Retraite de 1ère communion.

32 enfants se sont retrouvés toute la journée du 17 octobre à la maison du diocèse à Poligny pour se préparer à leur première Communion. Une journée de réflexion, de détente et de prière pour découvrir et approfondir le grand mystère central de notre foi catholique : l’Eucharistie.

Par des partages d’évangiles, par un jeu des dominos visant à remettre dans l’ordre toutes les différentes actions de la messe, par une initiation, dans la chapelle, aux différents lieux et objets du culte catholique, les enfants ont découvert le sacrement de l’Eucharistie. Et pour mettre en pratique tout ce qu’ils ont découvert avec leurs parents nous avons célébré la messe à la collégiale saint Hyppolyte.
Une messe joyeuse et vivante au point que les enfants ont témoigné « ne pas avoir vu le temps passer ! » Merci de prier pour eux qui feront le 8 novembre à Lons et le 15 novembre à Voiteur, leur première communion !

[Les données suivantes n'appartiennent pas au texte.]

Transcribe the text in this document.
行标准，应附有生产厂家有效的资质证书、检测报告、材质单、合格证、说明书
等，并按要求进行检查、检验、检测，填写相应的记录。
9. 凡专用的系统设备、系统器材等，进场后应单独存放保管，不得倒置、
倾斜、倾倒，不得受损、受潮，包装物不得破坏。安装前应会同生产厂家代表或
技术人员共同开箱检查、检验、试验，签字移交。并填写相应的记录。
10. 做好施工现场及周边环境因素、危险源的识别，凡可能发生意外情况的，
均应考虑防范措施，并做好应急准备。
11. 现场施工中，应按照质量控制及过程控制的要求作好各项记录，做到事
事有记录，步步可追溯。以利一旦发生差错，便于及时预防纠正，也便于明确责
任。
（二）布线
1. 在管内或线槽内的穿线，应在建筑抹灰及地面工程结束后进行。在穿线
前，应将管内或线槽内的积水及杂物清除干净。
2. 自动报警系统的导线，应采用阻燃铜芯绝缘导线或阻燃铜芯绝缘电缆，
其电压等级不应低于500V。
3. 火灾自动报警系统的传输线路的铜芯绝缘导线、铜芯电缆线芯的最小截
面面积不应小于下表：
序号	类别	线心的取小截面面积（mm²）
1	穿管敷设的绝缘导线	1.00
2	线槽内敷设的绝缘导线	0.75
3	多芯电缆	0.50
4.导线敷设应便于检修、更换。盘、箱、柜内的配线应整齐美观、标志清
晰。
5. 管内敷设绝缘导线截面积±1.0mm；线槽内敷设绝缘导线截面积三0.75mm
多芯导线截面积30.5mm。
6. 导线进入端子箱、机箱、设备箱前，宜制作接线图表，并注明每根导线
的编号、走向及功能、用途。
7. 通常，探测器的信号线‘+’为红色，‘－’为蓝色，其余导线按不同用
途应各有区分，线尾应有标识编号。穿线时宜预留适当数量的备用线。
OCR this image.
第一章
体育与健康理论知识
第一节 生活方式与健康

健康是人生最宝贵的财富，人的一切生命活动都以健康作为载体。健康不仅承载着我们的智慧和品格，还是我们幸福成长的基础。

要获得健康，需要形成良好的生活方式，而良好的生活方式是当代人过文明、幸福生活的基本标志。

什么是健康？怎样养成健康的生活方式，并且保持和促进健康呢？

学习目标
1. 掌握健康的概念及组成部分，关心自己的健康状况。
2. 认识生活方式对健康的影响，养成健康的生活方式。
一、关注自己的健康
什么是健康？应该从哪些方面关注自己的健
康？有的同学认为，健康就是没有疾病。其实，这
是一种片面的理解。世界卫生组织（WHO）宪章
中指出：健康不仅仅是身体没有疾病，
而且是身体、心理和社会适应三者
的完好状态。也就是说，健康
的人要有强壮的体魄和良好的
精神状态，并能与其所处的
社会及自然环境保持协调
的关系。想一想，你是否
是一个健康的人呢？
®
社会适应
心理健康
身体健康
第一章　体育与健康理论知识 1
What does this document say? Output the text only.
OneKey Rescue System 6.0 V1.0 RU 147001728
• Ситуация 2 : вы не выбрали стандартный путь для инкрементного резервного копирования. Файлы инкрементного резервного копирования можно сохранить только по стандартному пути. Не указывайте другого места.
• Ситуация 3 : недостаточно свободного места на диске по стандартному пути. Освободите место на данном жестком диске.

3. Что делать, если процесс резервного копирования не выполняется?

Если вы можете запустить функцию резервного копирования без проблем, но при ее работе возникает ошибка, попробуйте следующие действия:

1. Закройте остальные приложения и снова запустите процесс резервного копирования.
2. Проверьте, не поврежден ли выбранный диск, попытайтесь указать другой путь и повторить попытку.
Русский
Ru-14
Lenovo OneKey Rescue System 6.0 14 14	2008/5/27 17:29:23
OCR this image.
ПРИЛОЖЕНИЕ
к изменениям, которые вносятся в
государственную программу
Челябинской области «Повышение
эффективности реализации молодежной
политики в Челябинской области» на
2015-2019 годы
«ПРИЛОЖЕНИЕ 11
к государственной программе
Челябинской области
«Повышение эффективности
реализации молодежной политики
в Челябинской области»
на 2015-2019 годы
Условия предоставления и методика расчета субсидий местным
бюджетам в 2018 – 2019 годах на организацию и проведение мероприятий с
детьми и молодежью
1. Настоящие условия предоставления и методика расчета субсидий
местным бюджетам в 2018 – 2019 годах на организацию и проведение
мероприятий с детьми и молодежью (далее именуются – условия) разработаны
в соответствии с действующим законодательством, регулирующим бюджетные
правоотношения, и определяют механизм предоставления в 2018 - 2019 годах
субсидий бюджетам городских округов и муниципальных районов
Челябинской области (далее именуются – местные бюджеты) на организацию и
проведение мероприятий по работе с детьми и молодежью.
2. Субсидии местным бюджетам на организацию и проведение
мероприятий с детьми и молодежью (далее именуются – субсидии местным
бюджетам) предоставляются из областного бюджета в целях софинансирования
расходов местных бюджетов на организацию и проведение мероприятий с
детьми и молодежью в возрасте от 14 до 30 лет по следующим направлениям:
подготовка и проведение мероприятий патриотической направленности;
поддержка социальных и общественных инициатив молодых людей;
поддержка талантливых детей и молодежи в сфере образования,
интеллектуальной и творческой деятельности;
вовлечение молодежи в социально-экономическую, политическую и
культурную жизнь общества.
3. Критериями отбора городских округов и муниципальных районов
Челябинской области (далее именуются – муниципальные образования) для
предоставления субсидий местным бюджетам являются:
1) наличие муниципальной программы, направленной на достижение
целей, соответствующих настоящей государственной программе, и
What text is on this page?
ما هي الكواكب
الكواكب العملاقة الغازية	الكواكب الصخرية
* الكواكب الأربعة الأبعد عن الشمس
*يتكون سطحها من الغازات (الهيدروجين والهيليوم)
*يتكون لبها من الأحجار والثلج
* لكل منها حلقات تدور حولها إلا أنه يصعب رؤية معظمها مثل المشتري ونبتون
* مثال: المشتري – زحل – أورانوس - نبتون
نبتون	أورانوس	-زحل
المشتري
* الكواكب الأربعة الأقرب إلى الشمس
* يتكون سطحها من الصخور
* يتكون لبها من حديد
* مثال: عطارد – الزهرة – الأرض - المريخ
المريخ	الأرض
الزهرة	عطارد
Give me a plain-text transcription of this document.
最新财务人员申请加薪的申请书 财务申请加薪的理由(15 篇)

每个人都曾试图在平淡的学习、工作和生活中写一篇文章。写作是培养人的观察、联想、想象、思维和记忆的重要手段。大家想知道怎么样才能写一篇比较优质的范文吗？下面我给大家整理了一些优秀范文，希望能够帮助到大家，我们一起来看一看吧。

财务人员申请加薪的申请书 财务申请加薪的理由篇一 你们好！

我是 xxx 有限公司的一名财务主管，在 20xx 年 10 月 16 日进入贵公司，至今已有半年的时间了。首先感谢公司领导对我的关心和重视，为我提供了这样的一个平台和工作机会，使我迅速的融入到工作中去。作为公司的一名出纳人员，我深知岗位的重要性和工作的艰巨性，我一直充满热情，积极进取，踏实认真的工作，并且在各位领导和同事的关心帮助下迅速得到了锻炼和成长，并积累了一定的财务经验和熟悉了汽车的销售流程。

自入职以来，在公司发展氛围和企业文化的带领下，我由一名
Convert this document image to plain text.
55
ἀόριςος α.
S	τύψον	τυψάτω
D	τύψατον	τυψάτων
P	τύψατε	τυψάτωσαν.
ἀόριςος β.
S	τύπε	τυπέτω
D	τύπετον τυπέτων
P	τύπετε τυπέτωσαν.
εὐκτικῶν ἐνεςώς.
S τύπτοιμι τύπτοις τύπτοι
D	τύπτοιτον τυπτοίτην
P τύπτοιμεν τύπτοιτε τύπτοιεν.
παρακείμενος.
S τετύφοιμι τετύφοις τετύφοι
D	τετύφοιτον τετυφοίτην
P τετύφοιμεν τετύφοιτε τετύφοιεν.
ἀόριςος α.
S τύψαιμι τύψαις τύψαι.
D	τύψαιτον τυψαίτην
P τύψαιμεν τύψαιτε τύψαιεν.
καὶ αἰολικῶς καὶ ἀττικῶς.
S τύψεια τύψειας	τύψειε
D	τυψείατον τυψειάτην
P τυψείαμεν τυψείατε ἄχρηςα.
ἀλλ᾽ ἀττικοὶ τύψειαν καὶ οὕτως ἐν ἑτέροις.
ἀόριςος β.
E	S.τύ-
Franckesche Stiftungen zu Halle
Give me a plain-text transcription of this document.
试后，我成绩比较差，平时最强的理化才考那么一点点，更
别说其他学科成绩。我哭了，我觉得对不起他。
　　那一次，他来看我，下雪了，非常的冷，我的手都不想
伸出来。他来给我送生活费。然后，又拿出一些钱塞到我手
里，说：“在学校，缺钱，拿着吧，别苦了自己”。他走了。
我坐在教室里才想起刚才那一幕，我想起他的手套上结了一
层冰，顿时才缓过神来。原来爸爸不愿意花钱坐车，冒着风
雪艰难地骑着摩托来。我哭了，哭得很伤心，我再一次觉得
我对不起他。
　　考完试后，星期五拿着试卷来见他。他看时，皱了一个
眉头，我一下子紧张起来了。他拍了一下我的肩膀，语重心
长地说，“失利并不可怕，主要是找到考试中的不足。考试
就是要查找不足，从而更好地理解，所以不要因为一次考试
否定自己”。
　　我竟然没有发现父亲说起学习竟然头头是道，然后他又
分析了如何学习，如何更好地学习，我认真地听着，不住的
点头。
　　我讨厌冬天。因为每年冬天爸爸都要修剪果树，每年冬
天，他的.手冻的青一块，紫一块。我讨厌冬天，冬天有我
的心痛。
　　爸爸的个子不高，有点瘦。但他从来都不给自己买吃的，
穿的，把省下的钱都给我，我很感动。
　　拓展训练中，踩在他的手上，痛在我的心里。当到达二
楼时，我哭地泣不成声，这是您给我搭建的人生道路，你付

Visite de Soeur Bernadette Moriau, miraculée de Lourdes.

Par le Père Panouillot

Soeur Bernadette Moriau, auteur du livre « Ma vie est un miracle » est venue témoigner ce samedi 17 octobre à Lons le Saunier de sa guérison inexpliquée médicalement reconnue par l’Église dix ans plus tard.

Touchée pour le « syndrome de la queue de cheval » qui l’immobilise dans de grandes souffrances, nécessitant appareillages et traitement de morphine entre autre. Son médecin traitant lui suggère de faire un pèlerinage à Lourdes en 2008. Au cours de la procession de saint Sacrement, elle sent une intériorité plus grande avec le Christ dans sa présence Eucharistique qui lui demande d’offrir sa souffrance et celle de ses frères et sœurs à ses côtés. « Marie intercède pour nous, mais c’est le Christ qui guérit » dit t’elle. A son retour dans sa communauté, le troisième jour, elle constate sa guérison. Durant dix ans elle doit taire cette expérience personnelle pourtant visible par d’autres afin que l’Église la reconnaisse comme un miracle.
Nous avons été témoin dans le récit de Soeur Bernadette, dotée d’une énergie extraordinaire, qu’à présent libérée du carcan dans lequel la maladie l’enfermait, qu’elle se fait le porte voix de la vie du Ressuscité. Elle défend la vie humaine de la conception à la mort, défendant les fausses excuses qui justifie l’avortement ou l’euthanasie à tout prix. Se faire témoin de la vie suppose de pouvoir également limiter la souffrance des malades, tout en leur assurant une présence réconfortante, expérience qu’elle a vécue elle même dans sa communauté franciscaine. La présence de jeunes est aussi un réconfort pour les malades.
Nous n’oublierons pas le témoignage d’une foi simple, et lumineuse emprunte de simplicité évangélique.
Les guérisons reconnues sont un signe que d’autres se réalisent à Lourdes sans pour autant être reconnues par l’Eglise.
Mais en définitive, la fraternité qui existe durant les pèlerinages, n’est-elle pas le plus grand miracle qui se vit à Lourdes ?

Célébrations de rentrée dans les écoles privées de Lons.

Les écoles Jeanne d’Arc et La Salle ont pris leur envol cette semaine lors de leur
célébration de rentrée. Tous, enfants, maitres et maitresses, personnel et prêtres, ont
embarqués dans l’avion « d’air Jeanne d’Arc- La Salle » pour un voyage d’une année.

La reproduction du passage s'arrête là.